El Parlamento Europeo sí logró incluir una disposición temporal importante: el acuerdo expirará justo antes de que termine el mandato actual de Trump, obligando a renegociarlo desde cero si se quiere mantener. También consiguió introducir la posibilidad de suspender el pacto si las empresas y trabajadores europeos resultan perjudicados por los aranceles estadounidenses. Pero incluso ahí hay trampa. No será automático. La decisión final quedará en manos de la Comisión Europea de Von der Leyen. Es decir, de quienes ya han demostrado hasta dónde están dispuestos a ceder.

Mientras tanto, buena parte de los grupos progresistas, ecologistas y algunos sectores liberales siguen mostrando reticencias ante la ratificación definitiva del acuerdo. Y no es extraño. Lo que se está consolidando aquí no es una alianza equilibrada. Es una relación de subordinación económica envuelta en lenguaje diplomático.

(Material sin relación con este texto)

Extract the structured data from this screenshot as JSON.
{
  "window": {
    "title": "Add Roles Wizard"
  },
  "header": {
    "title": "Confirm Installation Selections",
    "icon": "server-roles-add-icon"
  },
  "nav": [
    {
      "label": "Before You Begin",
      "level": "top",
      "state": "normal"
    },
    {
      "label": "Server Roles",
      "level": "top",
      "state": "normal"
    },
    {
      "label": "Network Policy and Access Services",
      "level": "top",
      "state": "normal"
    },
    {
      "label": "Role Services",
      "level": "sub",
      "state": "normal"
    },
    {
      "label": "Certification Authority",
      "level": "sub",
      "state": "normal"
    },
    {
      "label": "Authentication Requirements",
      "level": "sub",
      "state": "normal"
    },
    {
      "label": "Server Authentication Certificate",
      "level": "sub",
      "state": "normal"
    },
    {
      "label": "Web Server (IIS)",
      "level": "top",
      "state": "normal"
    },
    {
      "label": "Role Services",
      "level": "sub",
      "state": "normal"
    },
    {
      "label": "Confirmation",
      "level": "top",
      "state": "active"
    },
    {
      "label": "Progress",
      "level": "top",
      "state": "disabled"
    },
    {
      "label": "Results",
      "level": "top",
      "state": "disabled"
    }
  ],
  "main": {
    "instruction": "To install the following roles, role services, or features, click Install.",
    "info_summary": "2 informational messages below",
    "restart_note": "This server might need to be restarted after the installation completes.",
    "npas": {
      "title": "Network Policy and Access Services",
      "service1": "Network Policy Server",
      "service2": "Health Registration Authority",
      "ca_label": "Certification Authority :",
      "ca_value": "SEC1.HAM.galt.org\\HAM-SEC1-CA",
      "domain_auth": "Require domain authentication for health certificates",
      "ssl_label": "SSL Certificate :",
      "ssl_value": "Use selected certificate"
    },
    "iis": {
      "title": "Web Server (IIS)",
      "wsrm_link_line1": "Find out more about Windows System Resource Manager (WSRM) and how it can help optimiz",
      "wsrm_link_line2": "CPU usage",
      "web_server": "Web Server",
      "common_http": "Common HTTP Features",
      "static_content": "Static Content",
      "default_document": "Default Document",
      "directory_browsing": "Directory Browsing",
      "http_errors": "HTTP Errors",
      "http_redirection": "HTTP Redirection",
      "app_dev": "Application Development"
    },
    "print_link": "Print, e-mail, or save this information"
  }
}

Europa acepta aranceles, abre su mercado, compra energía masivamente a Estados Unidos y renuncia a mecanismos automáticos de defensa. Todo para evitar enfadar a Trump.La gran potencia económica que prometía liderar un nuevo orden mundial lleva años actuando como un continente rehén del miedo político, energético y militar. Y cada concesión alimenta la siguiente. Porque cuando el chantaje funciona, el chantajista siempre vuelve a pedir más.